I am aghast that businesses and governments are using LLMs to make decisions that, in some cases, are life-changing (in bad ways) for individuals.
(Score: 4, Insightful) by Ox0000 on Friday January 31, @05:05PM
> I am aghast that businesses and governments are using LLMs to make decisions that, in some cases, are life-changing (in bad ways) for individuals.
They see that as a feature. It allows them to offload responsibility to the computer, to The Algorithm. When something goes wrong, they blame someone else (rogue employee), claim it's an unintended bug (remember google wardriving [wikipedia.org] and blaming it on a bug?
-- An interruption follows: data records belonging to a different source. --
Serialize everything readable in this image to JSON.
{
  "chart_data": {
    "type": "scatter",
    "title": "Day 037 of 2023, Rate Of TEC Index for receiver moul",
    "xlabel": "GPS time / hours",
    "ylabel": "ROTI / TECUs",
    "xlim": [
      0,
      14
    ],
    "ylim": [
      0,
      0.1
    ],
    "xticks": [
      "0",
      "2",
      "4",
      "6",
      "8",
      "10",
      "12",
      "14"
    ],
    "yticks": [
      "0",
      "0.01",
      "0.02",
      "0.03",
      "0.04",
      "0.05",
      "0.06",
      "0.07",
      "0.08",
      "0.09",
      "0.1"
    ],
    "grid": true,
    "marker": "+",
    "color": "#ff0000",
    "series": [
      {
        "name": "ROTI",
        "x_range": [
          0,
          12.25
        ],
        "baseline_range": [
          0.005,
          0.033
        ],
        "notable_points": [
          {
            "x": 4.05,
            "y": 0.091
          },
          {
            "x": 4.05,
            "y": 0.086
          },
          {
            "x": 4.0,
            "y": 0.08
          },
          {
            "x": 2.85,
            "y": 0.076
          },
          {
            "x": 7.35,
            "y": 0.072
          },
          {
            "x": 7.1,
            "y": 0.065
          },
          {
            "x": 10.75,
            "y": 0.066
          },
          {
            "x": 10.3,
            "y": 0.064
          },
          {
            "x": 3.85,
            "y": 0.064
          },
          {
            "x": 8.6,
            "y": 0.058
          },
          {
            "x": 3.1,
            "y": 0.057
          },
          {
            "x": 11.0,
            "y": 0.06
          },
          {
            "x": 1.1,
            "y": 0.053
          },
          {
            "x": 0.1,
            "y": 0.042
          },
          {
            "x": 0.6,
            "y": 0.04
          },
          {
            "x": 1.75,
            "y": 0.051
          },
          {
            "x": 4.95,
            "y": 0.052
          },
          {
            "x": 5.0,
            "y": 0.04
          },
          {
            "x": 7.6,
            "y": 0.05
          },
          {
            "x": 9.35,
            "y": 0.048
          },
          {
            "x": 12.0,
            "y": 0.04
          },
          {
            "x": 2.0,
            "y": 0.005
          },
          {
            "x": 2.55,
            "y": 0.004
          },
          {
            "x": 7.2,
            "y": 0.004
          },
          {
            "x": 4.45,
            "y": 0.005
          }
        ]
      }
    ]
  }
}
That was a lie), or malevolently throw their hands up in the air claiming "it's too complicated for anyone to understand, you won't win suing us".
Not only is it an offloading of responsibility, it's also a demand for submission: submit to this thing that we won't explain to you and over which _you_ have no control, have faith that it works as we say it does. Worship us, the high-priests who are the only ones who know how to invoke The Algorithm... and above all, abandon hope to ever become part of our caste because you're not smart enough to understand even our most simple concepts.
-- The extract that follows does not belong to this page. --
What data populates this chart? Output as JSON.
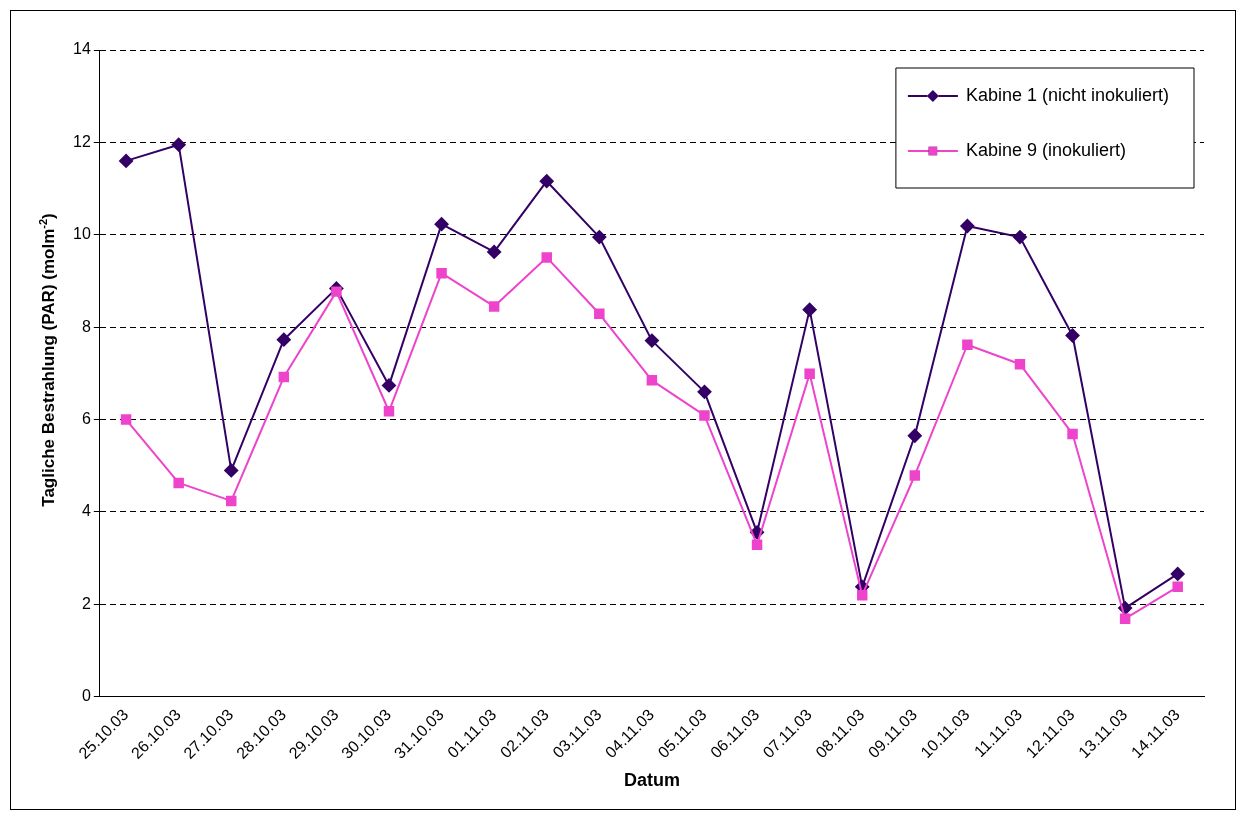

It is the next step in what I've been calling the Deification of The Algorithm.
The purpose of this deification is Computer Says No [wikipedia.org]: further solidify the separation between the haves and the have-nots, with an underlying desire to shrink the former, and grow the latter. (Those members of the current in-group of haves obviously, and mistakenly, assume they will forever remain part of that in-group.)
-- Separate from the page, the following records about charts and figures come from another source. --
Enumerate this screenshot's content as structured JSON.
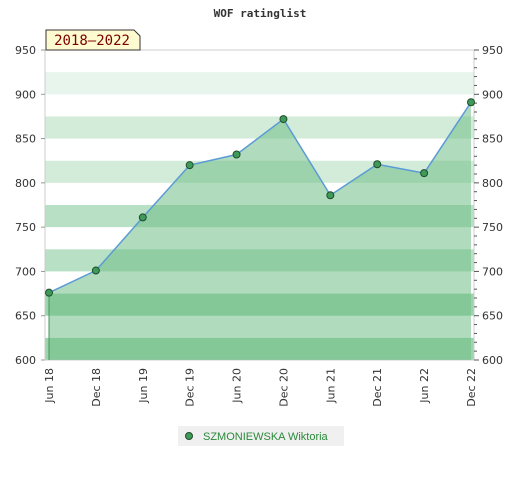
{
  "chart_data": {
    "type": "area",
    "title": "WOF ratinglist",
    "badge": "2018–2022",
    "x": [
      "Jun 18",
      "Dec 18",
      "Jun 19",
      "Dec 19",
      "Jun 20",
      "Dec 20",
      "Jun 21",
      "Dec 21",
      "Jun 22",
      "Dec 22"
    ],
    "series": [
      {
        "name": "SZMONIEWSKA Wiktoria",
        "values": [
          676,
          701,
          761,
          820,
          832,
          872,
          786,
          821,
          811,
          891
        ]
      }
    ],
    "ylim": [
      600,
      950
    ],
    "yticks": [
      600,
      650,
      700,
      750,
      800,
      850,
      900,
      950
    ],
    "grid": true,
    "legend": "bottom-center",
    "colors": {
      "line": "#5b9bd5",
      "fill": "#6fbe86",
      "marker": "#3f9a5a",
      "badge_bg": "#fffbd0",
      "legend_bg": "#f0f0f0",
      "legend_text": "#2a8a3a"
    }
  }
}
So when you then go and try to get a loan for -e.g.- a house, the bank employee will dutifully tap on the computer and ask for a risk-calculation to see if you are worthy of that loan. When the computer responds with "no", do you think the bank employee will fight that? That employee has been trained, indoctrinated to blindly believe and obey what this magical, god-like Algorithm, which they could or even should not possibly hope to comprehend as a mere mortal, comes back with ... so sucks to be you.
Congratulations, you just re-invented redlining [wikipedia.org]...
Anyone who thinks that these tools are created for good is almost certainly deluding themselves and those they talk to... out of ignorance, or out of malevolence.
(Score: 2, Insightful) by Undefined on Saturday February 01, @03:10PM
I wish everyone would start their learning curve with LLMs by asking these applications a decently long series of questions in a field for which (a) they have actual expertise in, and (b) already know the answers.
That should fairly quickly disabuse them of any notion that these things are intelligent.
(Score: 3, Insightful) by Ox0000 on Friday January 31, @04:41PM (1 child)
This 'last exam' is a load of absolute nonsense...
What is this actually benchmarking against? A single human? All of humanity at the same time?
Against a human that is that world-class expert? Against all of humanity which contains those world-class experts? Or against Cletus who delights in watching Temptation Island [wikipedia.org]?
Secondly, what capacity is it benchmarking? An ability to pull up info? An ability to teach? An ability to comprehend?
Given their bugginess, they aren't fit for purpose for the latter to and only questionably so for the former.
This is such nonsense...
(*) LLMs and other generative AI's don't "hallucinate", the correct terminology is: "It is buggy", "It doesn't work", "It deceives those who interact with them".
(Score: 2) by JoeMerchant on Friday January 31, @10:54PM
It sounds like they're trying to do the Deep Blue chess match vs the current Grand Masters, but of everything instead of just chess.
The 10% score is interesting, I wonder how well the correct answers correlate with fields that mostly publish a bunch of hot air nonsense?
🌻🌻🌻 [google.com]
(Score: 3, Informative) by ikanreed on Friday January 31, @04:50PM
It ceases to be a good metric.
There's absolutely nothing that keeps AI developers from targeting the exam itself.